Since Beat AML consists of single-arm studies, there is no real stopping rule for the entire enterprise, and the number of arms that can be added is limited only by scientific curiosity and the sponsors’ willingness to play.

“One of the principles we had across all the stakeholders was that no one was in this for the credit,” Burd said. “We needed to put our egos aside and work together, and that would be the only way we could instill change.”

Unlike many studies by cooperative groups, Beat AML is gearing to produce data that may support registration.

“We start out with a small number of patients to make early go/no-go decisions. If you achieve the CR rate that you expect, then we have a discussion with FDA to expand out the study to something that could be registrational without doing a randomized study,” Burd said. “We are looking for really large signals. We are not looking for something that’s incremental. But it’s something where we have to weave in a synthetic control arm for the natural history of the disease to determine whether we can get to registration without doing a randomized trial.”

The planning for Beat AML started in June 2014, when LLS noted that it was devoting about 26 percent of its research budget to the disease. “This prompted me and some of the other scientists at the department to take a pause and question what was really happening in the field and—more importantly—how we can better prioritize our dollars to have a real impact, especially considering that the standard of care at that point hadn’t changed in 40 years,” Burd said.

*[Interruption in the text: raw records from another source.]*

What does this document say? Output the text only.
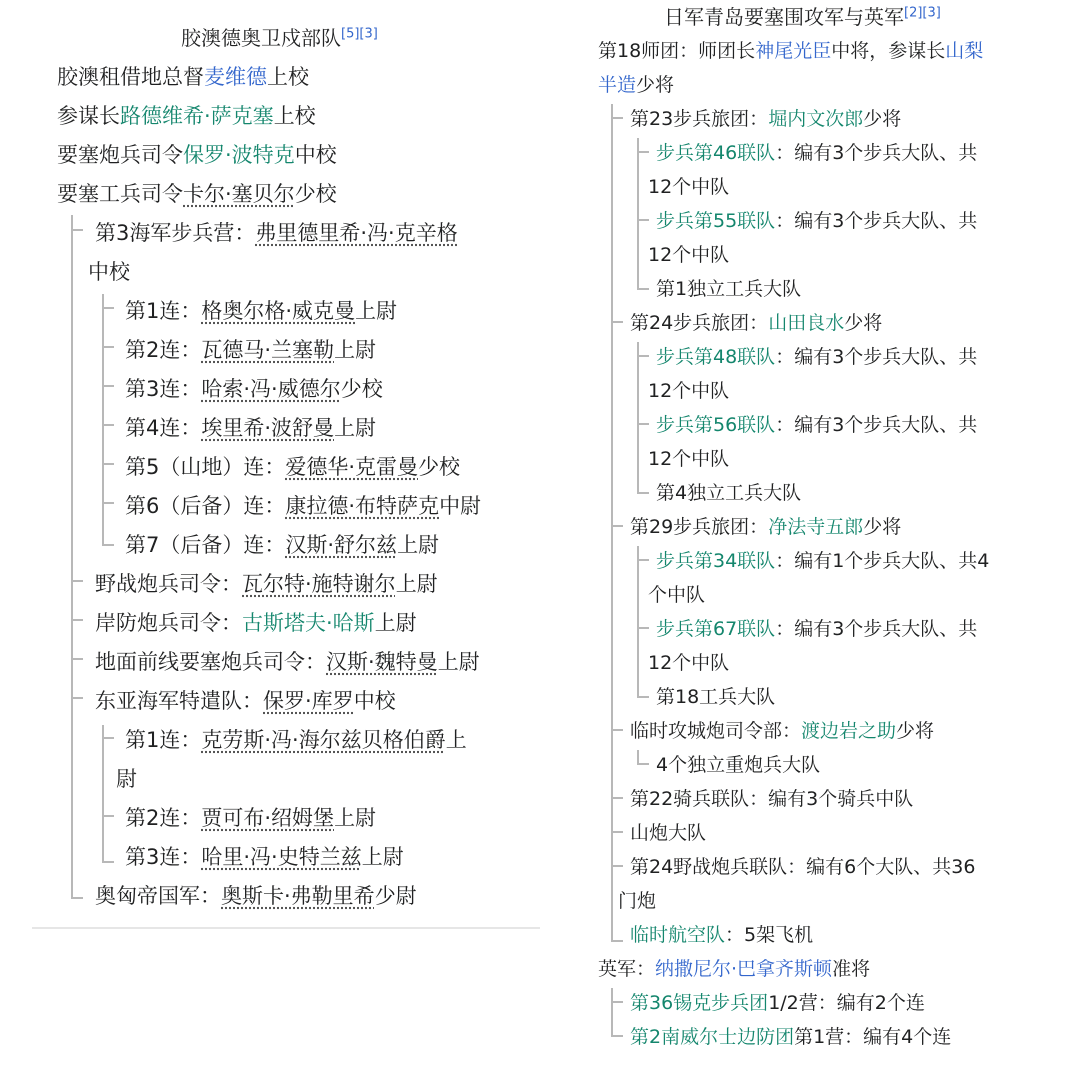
胶澳德奥卫戍部队[5][3]
日军青岛要塞围攻军与英军[2][3]
胶澳租借地总督麦维德上校
参谋长路德维希·萨克塞上校
要塞炮兵司令保罗·波特克中校
要塞工兵司令卡尔·塞贝尔少校
第3海军步兵营：弗里德里希·冯·克辛格
中校
第1连：格奥尔格·威克曼上尉
第2连：瓦德马·兰塞勒上尉
第3连：哈索·冯·威德尔少校
第4连：埃里希·波舒曼上尉
第5（山地）连：爱德华·克雷曼少校
第6（后备）连：康拉德·布特萨克中尉
第7（后备）连：汉斯·舒尔兹上尉
野战炮兵司令：瓦尔特·施特谢尔上尉
岸防炮兵司令：古斯塔夫·哈斯上尉
地面前线要塞炮兵司令：汉斯·魏特曼上尉
东亚海军特遣队：保罗·库罗中校
第1连：克劳斯·冯·海尔兹贝格伯爵上
尉
第2连：贾可布·绍姆堡上尉
第3连：哈里·冯·史特兰兹上尉
奥匈帝国军：奥斯卡·弗勒里希少尉
第18师团：师团长神尾光臣中将，参谋长山梨
半造少将
第23步兵旅团：堀内文次郎少将
步兵第46联队：编有3个步兵大队、共
12个中队
步兵第55联队：编有3个步兵大队、共
12个中队
第1独立工兵大队
第24步兵旅团：山田良水少将
步兵第48联队：编有3个步兵大队、共
12个中队
步兵第56联队：编有3个步兵大队、共
12个中队
第4独立工兵大队
第29步兵旅团：净法寺五郎少将
步兵第34联队：编有1个步兵大队、共4
个中队
步兵第67联队：编有3个步兵大队、共
12个中队
第18工兵大队
临时攻城炮司令部：渡边岩之助少将
4个独立重炮兵大队
第22骑兵联队：编有3个骑兵中队
山炮大队
第24野战炮兵联队：编有6个大队、共36
门炮
临时航空队：5架飞机
英军：纳撒尼尔·巴拿齐斯顿准将
第36锡克步兵团1/2营：编有2个连
第2南威尔士边防团第1营：编有4个连
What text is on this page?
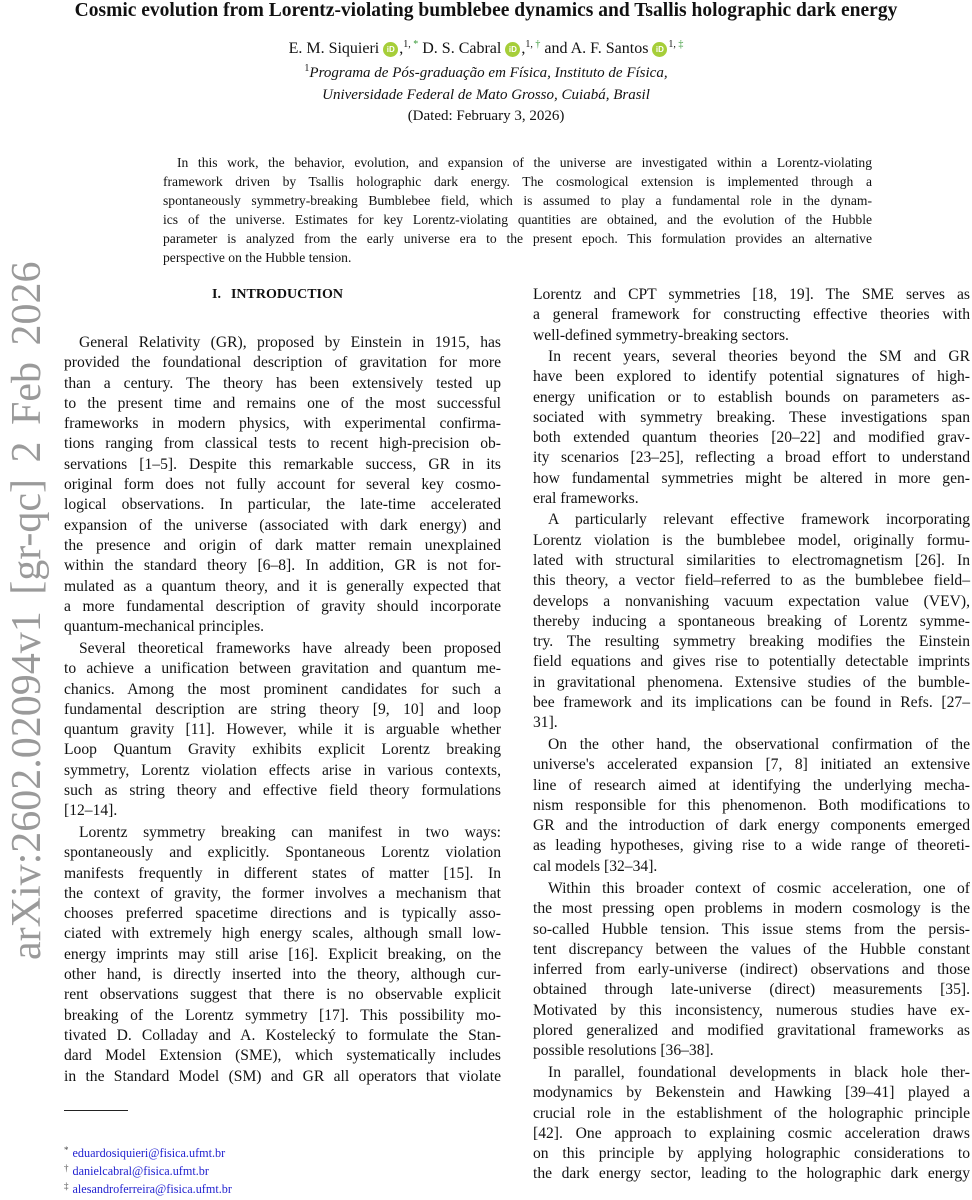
arXiv:2602.02094v1 [gr-qc] 2 Feb 2026
Cosmic evolution from Lorentz-violating bumblebee dynamics and Tsallis holographic dark energy
E. M. Siquieri iD ,$^{1, *}$ D. S. Cabral iD ,$^{1, \dagger}$ and A. F. Santos iD $^{1, \ddagger}$
$^1$Programa de Pós-graduação em Física, Instituto de Física,
Universidade Federal de Mato Grosso, Cuiabá, Brasil
(Dated: February 3, 2026)
In this work, the behavior, evolution, and expansion of the universe are investigated within a Lorentz-violating
framework driven by Tsallis holographic dark energy. The cosmological extension is implemented through a
spontaneously symmetry-breaking Bumblebee field, which is assumed to play a fundamental role in the dynam-
ics of the universe. Estimates for key Lorentz-violating quantities are obtained, and the evolution of the Hubble
parameter is analyzed from the early universe era to the present epoch. This formulation provides an alternative
perspective on the Hubble tension.
I. INTRODUCTION
General Relativity (GR), proposed by Einstein in 1915, has
provided the foundational description of gravitation for more
than a century. The theory has been extensively tested up
to the present time and remains one of the most successful
frameworks in modern physics, with experimental confirma-
tions ranging from classical tests to recent high-precision ob-
servations [1–5]. Despite this remarkable success, GR in its
original form does not fully account for several key cosmo-
logical observations. In particular, the late-time accelerated
expansion of the universe (associated with dark energy) and
the presence and origin of dark matter remain unexplained
within the standard theory [6–8]. In addition, GR is not for-
mulated as a quantum theory, and it is generally expected that
a more fundamental description of gravity should incorporate
quantum-mechanical principles.
Several theoretical frameworks have already been proposed
to achieve a unification between gravitation and quantum me-
chanics. Among the most prominent candidates for such a
fundamental description are string theory [9, 10] and loop
quantum gravity [11]. However, while it is arguable whether
Loop Quantum Gravity exhibits explicit Lorentz breaking
symmetry, Lorentz violation effects arise in various contexts,
such as string theory and effective field theory formulations
[12–14].
Lorentz symmetry breaking can manifest in two ways:
spontaneously and explicitly. Spontaneous Lorentz violation
manifests frequently in different states of matter [15]. In
the context of gravity, the former involves a mechanism that
chooses preferred spacetime directions and is typically asso-
ciated with extremely high energy scales, although small low-
energy imprints may still arise [16]. Explicit breaking, on the
other hand, is directly inserted into the theory, although cur-
rent observations suggest that there is no observable explicit
breaking of the Lorentz symmetry [17]. This possibility mo-
tivated D. Colladay and A. Kostelecký to formulate the Stan-
dard Model Extension (SME), which systematically includes
in the Standard Model (SM) and GR all operators that violate
Lorentz and CPT symmetries [18, 19]. The SME serves as
a general framework for constructing effective theories with
well-defined symmetry-breaking sectors.
In recent years, several theories beyond the SM and GR
have been explored to identify potential signatures of high-
energy unification or to establish bounds on parameters as-
sociated with symmetry breaking. These investigations span
both extended quantum theories [20–22] and modified grav-
ity scenarios [23–25], reflecting a broad effort to understand
how fundamental symmetries might be altered in more gen-
eral frameworks.
A particularly relevant effective framework incorporating
Lorentz violation is the bumblebee model, originally formu-
lated with structural similarities to electromagnetism [26]. In
this theory, a vector field–referred to as the bumblebee field–
develops a nonvanishing vacuum expectation value (VEV),
thereby inducing a spontaneous breaking of Lorentz symme-
try. The resulting symmetry breaking modifies the Einstein
field equations and gives rise to potentially detectable imprints
in gravitational phenomena. Extensive studies of the bumble-
bee framework and its implications can be found in Refs. [27–
31].
On the other hand, the observational confirmation of the
universe's accelerated expansion [7, 8] initiated an extensive
line of research aimed at identifying the underlying mecha-
nism responsible for this phenomenon. Both modifications to
GR and the introduction of dark energy components emerged
as leading hypotheses, giving rise to a wide range of theoreti-
cal models [32–34].
Within this broader context of cosmic acceleration, one of
the most pressing open problems in modern cosmology is the
so-called Hubble tension. This issue stems from the persis-
tent discrepancy between the values of the Hubble constant
inferred from early-universe (indirect) observations and those
obtained through late-universe (direct) measurements [35].
Motivated by this inconsistency, numerous studies have ex-
plored generalized and modified gravitational frameworks as
possible resolutions [36–38].
In parallel, foundational developments in black hole ther-
modynamics by Bekenstein and Hawking [39–41] played a
crucial role in the establishment of the holographic principle
[42]. One approach to explaining cosmic acceleration draws
on this principle by applying holographic considerations to
the dark energy sector, leading to the holographic dark energy
* eduardosiquieri@fisica.ufmt.br
† danielcabral@fisica.ufmt.br
‡ alesandroferreira@fisica.ufmt.br
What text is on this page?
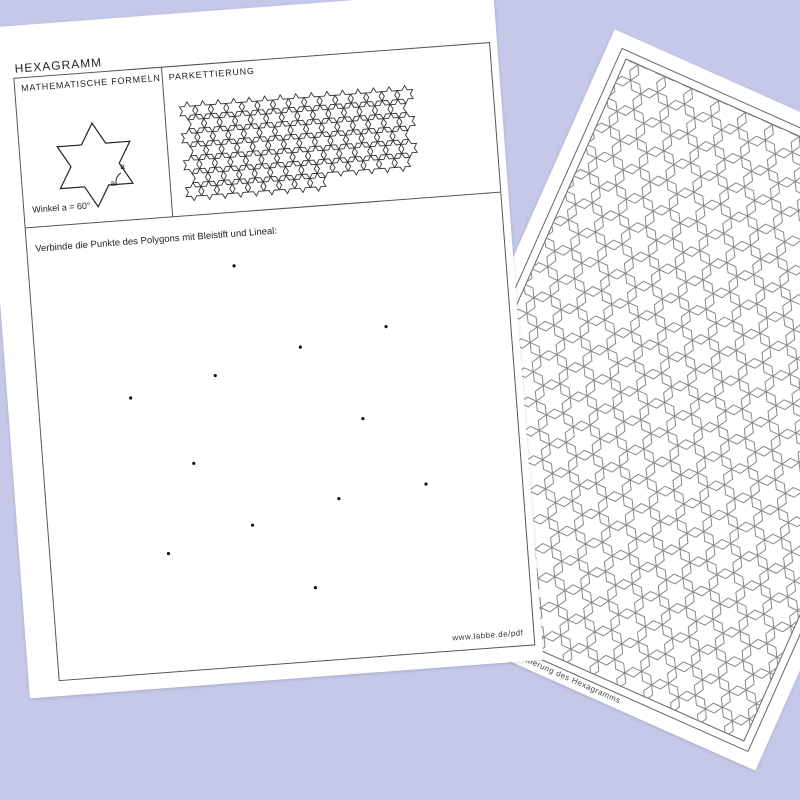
Parkettierung des Hexagramms
HEXAGRAMM
MATHEMATISCHE FORMELN
a
a
Winkel a = 60°
PARKETTIERUNG
Verbinde die Punkte des Polygons mit Bleistift und Lineal:
www.labbe.de/pdf
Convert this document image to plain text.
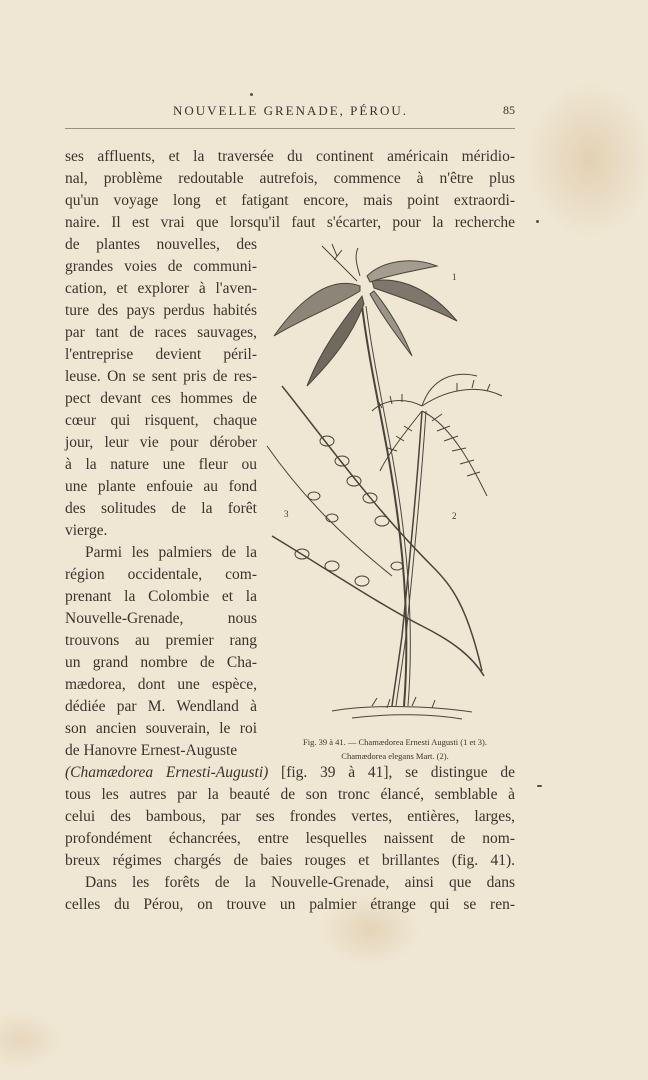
NOUVELLE GRENADE, PÉROU.	85
ses affluents, et la traversée du continent américain méridio-
nal, problème redoutable autrefois, commence à n'être plus
qu'un voyage long et fatigant encore, mais point extraordi-
naire. Il est vrai que lorsqu'il faut s'écarter, pour la recherche
de plantes nouvelles, des
grandes voies de communi-
cation, et explorer à l'aven-
ture des pays perdus habités
par tant de races sauvages,
l'entreprise devient péril-
leuse. On se sent pris de res-
pect devant ces hommes de
cœur qui risquent, chaque
jour, leur vie pour dérober
à la nature une fleur ou
une plante enfouie au fond
des solitudes de la forêt
vierge.
Parmi les palmiers de la
région occidentale, com-
prenant la Colombie et la
Nouvelle-Grenade, nous
trouvons au premier rang
un grand nombre de Cha-
mædorea, dont une espèce,
dédiée par M. Wendland à
son ancien souverain, le roi
de Hanovre Ernest-Auguste
(Chamædorea Ernesti-Augusti) [fig. 39 à 41], se distingue de
tous les autres par la beauté de son tronc élancé, semblable à
celui des bambous, par ses frondes vertes, entières, larges,
profondément échancrées, entre lesquelles naissent de nom-
breux régimes chargés de baies rouges et brillantes (fig. 41).
Dans les forêts de la Nouvelle-Grenade, ainsi que dans
celles du Pérou, on trouve un palmier étrange qui se ren-
1
2
3
Fig. 39 à 41. — Chamædorea Ernesti Augusti (1 et 3).
Chamædorea elegans Mart. (2).
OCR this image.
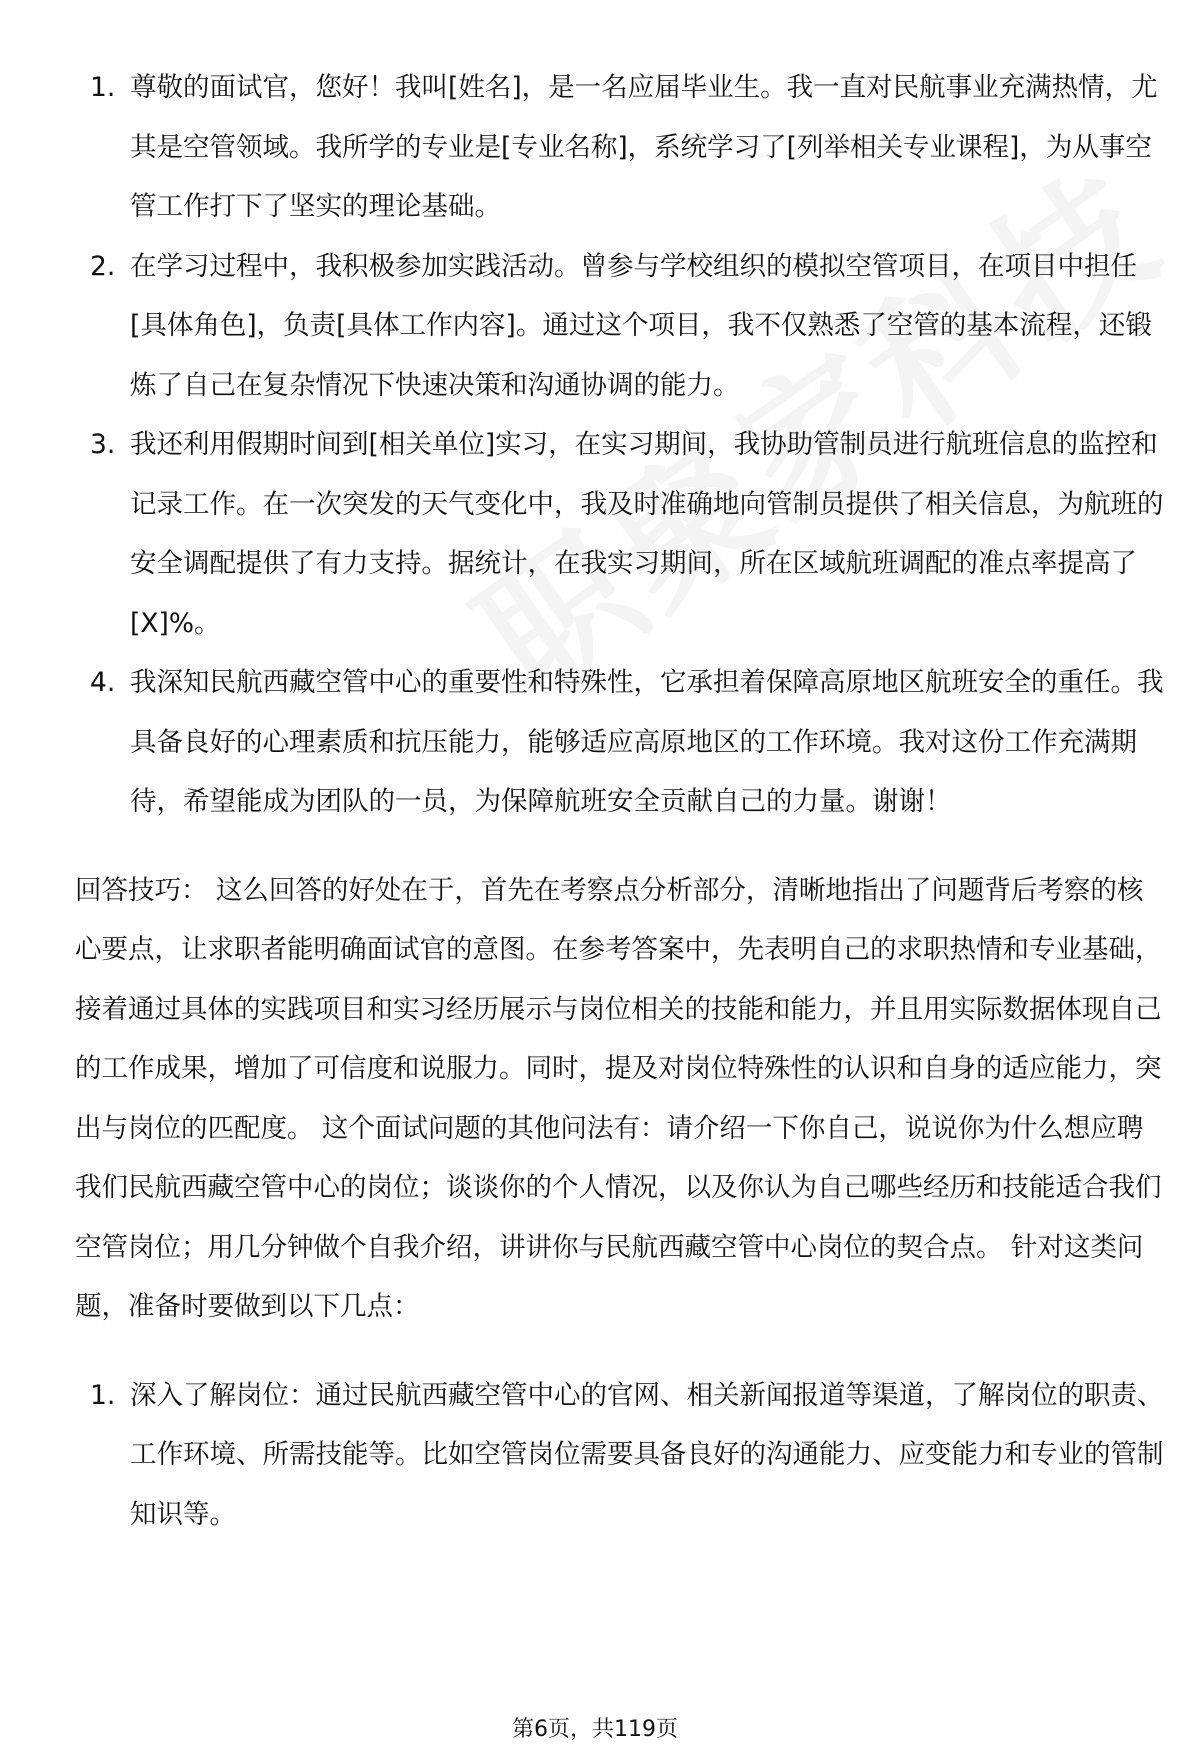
1. 尊敬的面试官，您好！我叫[姓名]，是一名应届毕业生。我一直对民航事业充满热情，尤其是空管领域。我所学的专业是[专业名称]，系统学习了[列举相关专业课程]，为从事空管工作打下了坚实的理论基础。
2. 在学习过程中，我积极参加实践活动。曾参与学校组织的模拟空管项目，在项目中担任[具体角色]，负责[具体工作内容]。通过这个项目，我不仅熟悉了空管的基本流程，还锻炼了自己在复杂情况下快速决策和沟通协调的能力。
3. 我还利用假期时间到[相关单位]实习，在实习期间，我协助管制员进行航班信息的监控和记录工作。在一次突发的天气变化中，我及时准确地向管制员提供了相关信息，为航班的安全调配提供了有力支持。据统计，在我实习期间，所在区域航班调配的准点率提高了[X]%。
4. 我深知民航西藏空管中心的重要性和特殊性，它承担着保障高原地区航班安全的重任。我具备良好的心理素质和抗压能力，能够适应高原地区的工作环境。我对这份工作充满期待，希望能成为团队的一员，为保障航班安全贡献自己的力量。谢谢！

回答技巧： 这么回答的好处在于，首先在考察点分析部分，清晰地指出了问题背后考察的核心要点，让求职者能明确面试官的意图。在参考答案中，先表明自己的求职热情和专业基础，接着通过具体的实践项目和实习经历展示与岗位相关的技能和能力，并且用实际数据体现自己的工作成果，增加了可信度和说服力。同时，提及对岗位特殊性的认识和自身的适应能力，突出与岗位的匹配度。 这个面试问题的其他问法有：请介绍一下你自己，说说你为什么想应聘我们民航西藏空管中心的岗位；谈谈你的个人情况，以及你认为自己哪些经历和技能适合我们空管岗位；用几分钟做个自我介绍，讲讲你与民航西藏空管中心岗位的契合点。 针对这类问题，准备时要做到以下几点：

1. 深入了解岗位：通过民航西藏空管中心的官网、相关新闻报道等渠道，了解岗位的职责、工作环境、所需技能等。比如空管岗位需要具备良好的沟通能力、应变能力和专业的管制知识等。
第6页，共119页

Burd put together a meeting of key researchers, including Levine, Druker and Byrd. “This was where the idea for the trial was born,” she said.

“We then had a meeting with FDA in the fall of 2014, and continued to have these discussions on how the field was challenged and how we could improve the outcome for patients with AML and get drugs approved.”

Next, LLS put together a larger gathering, about 30 people, at the 2014 annual meeting of the American Society of Hematology. That meeting sparked the eventual discussions that produced the concept for a trial that would drive innovation in AML. FDA, too, gave a nod to the idea.

At the 2015 annual meeting of the American Society of Clinical Oncology, the trial’s designers met with representatives of 27 pharma and biotech firms, and soon thereafter filed an IND. In July 2016, the society received a safe-to-proceed letter from FDA and the study began in November 2016.

As the study was being designed, LLS and the academics involved consulted NCI and FDA. At the time, NCI was just starting to climb out of a long financial crunch.

Early on, a decision was made that if NCI were to start some version of an AML trial, LLS would abort its plans for Beat AML.

“Our goal was all about the patients, it’s about finding the drugs and helping the patients,” Burd said.